Citizens, here I give you an unusual and unique Thai/Indian curry fusion as a Christmas present, as it was created by Thai muslim spice traders with India – it is exceedingly tasty and delicious! 🙂
How tasty? In 2011, CNNGo ranked Massaman curry as number one in an article titled “World’s 50 most delicious foods”! Massaman curry is a rich, relatively mild Thai curry that is an interpretation of a Persian dish.
“Massaman” is not a native Thai word. It is generally thought to refer to the Muslims living in Thailand as spice traders, with earlier writers from the mid-19th century calling the dish “Mussulman curry”; Mussulman being an archaic form of the word Muslim.

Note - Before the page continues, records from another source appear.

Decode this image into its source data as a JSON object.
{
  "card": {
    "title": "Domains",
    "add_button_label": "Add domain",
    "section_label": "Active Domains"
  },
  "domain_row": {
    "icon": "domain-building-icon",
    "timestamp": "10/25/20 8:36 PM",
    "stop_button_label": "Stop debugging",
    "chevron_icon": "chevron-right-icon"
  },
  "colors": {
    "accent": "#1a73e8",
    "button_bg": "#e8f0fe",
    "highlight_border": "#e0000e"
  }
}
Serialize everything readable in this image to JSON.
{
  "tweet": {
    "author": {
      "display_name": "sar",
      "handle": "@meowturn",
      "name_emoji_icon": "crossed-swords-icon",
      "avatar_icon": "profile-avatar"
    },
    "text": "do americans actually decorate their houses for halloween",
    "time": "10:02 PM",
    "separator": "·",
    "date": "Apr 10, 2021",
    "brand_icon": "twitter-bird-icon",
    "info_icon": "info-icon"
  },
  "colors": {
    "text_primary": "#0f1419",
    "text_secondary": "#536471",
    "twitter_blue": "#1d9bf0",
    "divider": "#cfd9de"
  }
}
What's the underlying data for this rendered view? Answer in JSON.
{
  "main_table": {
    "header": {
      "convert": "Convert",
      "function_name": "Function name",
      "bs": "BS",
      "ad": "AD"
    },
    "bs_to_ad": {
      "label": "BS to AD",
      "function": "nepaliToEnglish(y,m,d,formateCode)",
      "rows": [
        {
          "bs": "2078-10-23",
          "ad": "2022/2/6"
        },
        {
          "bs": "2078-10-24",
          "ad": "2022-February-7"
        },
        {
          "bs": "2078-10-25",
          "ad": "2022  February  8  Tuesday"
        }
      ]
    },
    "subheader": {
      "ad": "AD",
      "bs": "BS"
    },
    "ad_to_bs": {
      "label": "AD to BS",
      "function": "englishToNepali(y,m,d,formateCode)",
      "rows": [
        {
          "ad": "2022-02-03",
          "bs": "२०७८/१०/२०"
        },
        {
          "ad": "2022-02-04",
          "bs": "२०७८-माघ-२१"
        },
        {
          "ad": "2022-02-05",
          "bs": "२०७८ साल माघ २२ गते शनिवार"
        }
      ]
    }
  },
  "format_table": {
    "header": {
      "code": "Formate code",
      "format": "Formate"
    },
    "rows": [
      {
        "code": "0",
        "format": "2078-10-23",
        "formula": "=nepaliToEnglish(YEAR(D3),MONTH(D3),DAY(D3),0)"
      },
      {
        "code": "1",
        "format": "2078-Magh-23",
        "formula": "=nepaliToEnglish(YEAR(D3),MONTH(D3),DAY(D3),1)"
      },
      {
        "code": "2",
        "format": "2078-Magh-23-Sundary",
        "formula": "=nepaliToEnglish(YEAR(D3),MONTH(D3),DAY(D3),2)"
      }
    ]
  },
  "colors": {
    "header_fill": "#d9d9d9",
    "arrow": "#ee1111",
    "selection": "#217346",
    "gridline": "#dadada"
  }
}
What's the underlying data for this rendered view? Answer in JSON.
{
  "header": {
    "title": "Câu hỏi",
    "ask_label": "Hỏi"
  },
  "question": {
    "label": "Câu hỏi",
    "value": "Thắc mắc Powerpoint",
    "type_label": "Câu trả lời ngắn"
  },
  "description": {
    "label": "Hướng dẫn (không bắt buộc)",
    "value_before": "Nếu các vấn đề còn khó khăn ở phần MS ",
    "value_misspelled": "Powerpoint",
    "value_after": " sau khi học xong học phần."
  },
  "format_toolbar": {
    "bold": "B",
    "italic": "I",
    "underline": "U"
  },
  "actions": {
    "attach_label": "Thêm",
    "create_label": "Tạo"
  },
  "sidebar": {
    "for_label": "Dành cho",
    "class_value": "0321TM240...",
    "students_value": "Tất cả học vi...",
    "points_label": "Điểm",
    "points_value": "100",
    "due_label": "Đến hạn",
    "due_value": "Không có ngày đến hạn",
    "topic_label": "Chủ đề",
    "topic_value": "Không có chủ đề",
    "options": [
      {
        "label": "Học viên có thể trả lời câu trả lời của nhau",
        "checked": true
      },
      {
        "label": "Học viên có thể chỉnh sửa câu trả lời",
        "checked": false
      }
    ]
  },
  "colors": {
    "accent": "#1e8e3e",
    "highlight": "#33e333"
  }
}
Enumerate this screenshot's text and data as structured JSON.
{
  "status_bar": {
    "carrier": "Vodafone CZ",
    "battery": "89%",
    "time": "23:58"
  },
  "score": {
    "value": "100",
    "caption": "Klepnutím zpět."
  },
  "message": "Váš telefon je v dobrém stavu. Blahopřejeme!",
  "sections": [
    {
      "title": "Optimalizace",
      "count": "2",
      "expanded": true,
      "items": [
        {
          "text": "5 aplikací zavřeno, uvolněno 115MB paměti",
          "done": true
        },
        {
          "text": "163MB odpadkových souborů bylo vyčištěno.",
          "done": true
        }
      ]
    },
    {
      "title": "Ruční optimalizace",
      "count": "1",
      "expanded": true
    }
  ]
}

Due to its Muslim roots and therefore Islamic dietary laws, this curry is typically never made with pork.
According to Thai food expert David Thompson, as well as Thai journalist and scholar Santi Sawetwimon, the dish originated in 17th century Central Thailand at the cosmopolitan court of Ayutthaya, through the Persian merchant Sheik Ahmad Qomi from whom the Thai noble family of Bunnag descends.

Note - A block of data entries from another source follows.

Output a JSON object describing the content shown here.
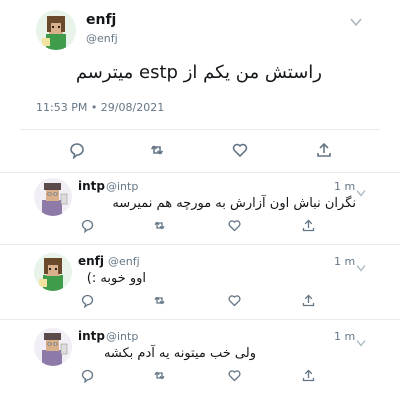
{
  "main_tweet": {
    "name": "enfj",
    "handle": "@enfj",
    "text": "راستش من یکم از estp میترسم",
    "timestamp": "11:53 PM • 29/08/2021",
    "actions": [
      "reply-icon",
      "retweet-icon",
      "like-icon",
      "share-icon"
    ]
  },
  "replies": [
    {
      "name": "intp",
      "handle": "@intp",
      "time": "1 m",
      "text": "نگران نباش اون آزارش به مورچه هم نمیرسه",
      "avatar": "intp"
    },
    {
      "name": "enfj",
      "handle": "@enfj",
      "time": "1 m",
      "text": "اوو خوبه :)",
      "avatar": "enfj"
    },
    {
      "name": "intp",
      "handle": "@intp",
      "time": "1 m",
      "text": "ولی خب میتونه یه آدم بکشه",
      "avatar": "intp"
    }
  ],
  "colors": {
    "icon": "#657786",
    "text": "#14171a",
    "secondary": "#657786",
    "divider": "#e6ecf0"
  }
}
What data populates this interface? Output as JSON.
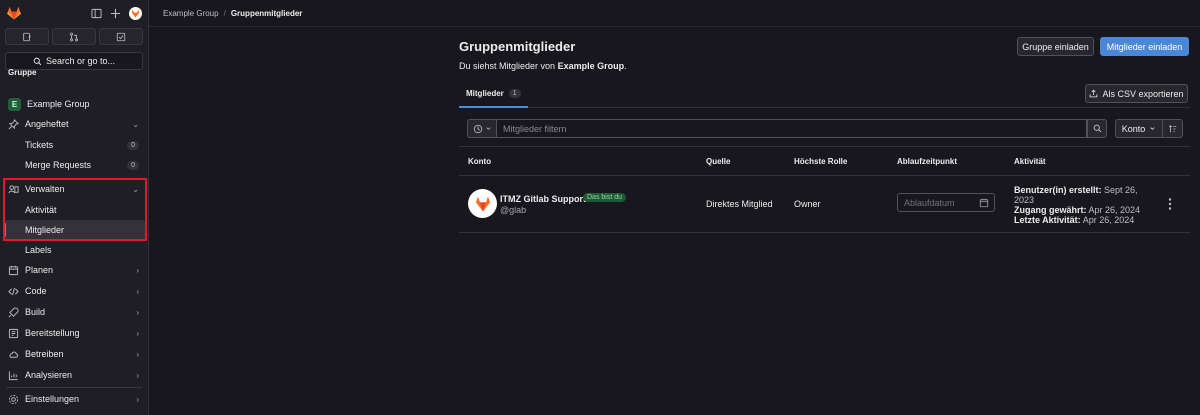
{
  "sidebar": {
    "search_label": "Search or go to...",
    "section_title": "Gruppe",
    "group": {
      "initial": "E",
      "name": "Example Group"
    },
    "items": [
      {
        "label": "Angeheftet",
        "icon": "pin-icon",
        "expanded": true
      },
      {
        "label": "Tickets",
        "count": "0"
      },
      {
        "label": "Merge Requests",
        "count": "0"
      },
      {
        "label": "Verwalten",
        "icon": "users-icon",
        "expanded": true
      },
      {
        "label": "Aktivität"
      },
      {
        "label": "Mitglieder",
        "active": true
      },
      {
        "label": "Labels"
      },
      {
        "label": "Planen",
        "icon": "planning-icon"
      },
      {
        "label": "Code",
        "icon": "code-icon"
      },
      {
        "label": "Build",
        "icon": "rocket-icon"
      },
      {
        "label": "Bereitstellung",
        "icon": "deployments-icon"
      },
      {
        "label": "Betreiben",
        "icon": "cloud-icon"
      },
      {
        "label": "Analysieren",
        "icon": "chart-icon"
      },
      {
        "label": "Einstellungen",
        "icon": "gear-icon"
      }
    ],
    "chevron_down": "⌄",
    "chevron_right": "›"
  },
  "breadcrumb": {
    "group": "Example Group",
    "separator": "/",
    "current": "Gruppenmitglieder"
  },
  "main": {
    "title": "Gruppenmitglieder",
    "subtitle_prefix": "Du siehst Mitglieder von",
    "subtitle_group": "Example Group",
    "subtitle_suffix": ".",
    "invite_group_label": "Gruppe einladen",
    "invite_members_label": "Mitglieder einladen",
    "tab_label": "Mitglieder",
    "tab_count": "1",
    "export_label": "Als CSV exportieren",
    "filter_placeholder": "Mitglieder filtern",
    "sort_label": "Konto"
  },
  "table": {
    "headers": [
      "Konto",
      "Quelle",
      "Höchste Rolle",
      "Ablaufzeitpunkt",
      "Aktivität"
    ],
    "rows": [
      {
        "name": "ITMZ Gitlab Support",
        "badge": "Das bist du",
        "handle": "@glab",
        "source": "Direktes Mitglied",
        "role": "Owner",
        "expiry_placeholder": "Ablaufdatum",
        "activity": [
          {
            "label": "Benutzer(in) erstellt:",
            "value": "Sept 26, 2023"
          },
          {
            "label": "Zugang gewährt:",
            "value": "Apr 26, 2024"
          },
          {
            "label": "Letzte Aktivität:",
            "value": "Apr 26, 2024"
          }
        ]
      }
    ]
  },
  "colors": {
    "accent": "#4a87d7",
    "highlight": "#e3192a",
    "background": "#18171d"
  }
}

The curry is extolled in a poem from the end of the 18th century, attributed to Prince Itsarasunthon of Siam, the later King Rama II (1767-1824). It is dedicated to a lady who is believed to be Princess Bunrot, the later Queen Sri Suriyendra, wife of King Rama II. The second stanza of the poem reads:
มัสมั่นแกงแก้วตา หอมยี่หร่ารสร้อนแรง – Massaman, a curry made by my beloved, is fragrant of cumin and strong spices.
ชายใดได้กลืนแกง แรงอยากให้ใฝ่ฝันหา – Any man who has swallowed the curry is bound to long for her.
The flavors of the massaman curry paste (nam phrik kaeng matsaman) come from spices that are not frequently used in other Thai curries.
Cardamom, cinnamon, cloves, star anise, cumin, bay leaves, nutmeg and mace would, in the 17th century, have been brought to Thailand from the Malay Archipelago and South Asia by foreigners, a trade originally dominated by Muslim traders from the Middle East and the Indian subcontinent.
These are combined with local produce such as coriander seeds, lemongrass, galangal, white pepper, shrimp paste, shallots and garlic to make the massaman curry paste.
This paste is first fried with coconut cream, and only then are meat, onions, fish sauce, tamarind paste, sugar and peanuts added.
As to the coconut cream: in Thailand, the first extraction with very little, if any, addition of water is called coconut cream (Hua Gati). This compares to sort of an extra virgin pressing of olive oil. The next extraction, with added water, is called coconut milk (Hang Gati).
If you use canned coconut milk, just spoon off the thick “cream” part to separate from the milk. It is sometimes sold canned in Asian markets, but do NOT use the heavily-sweetened sweetened coconut “cream” intended for use by a bar in drinks!
Massaman is usually eaten with rice, in a meal together with other dishes.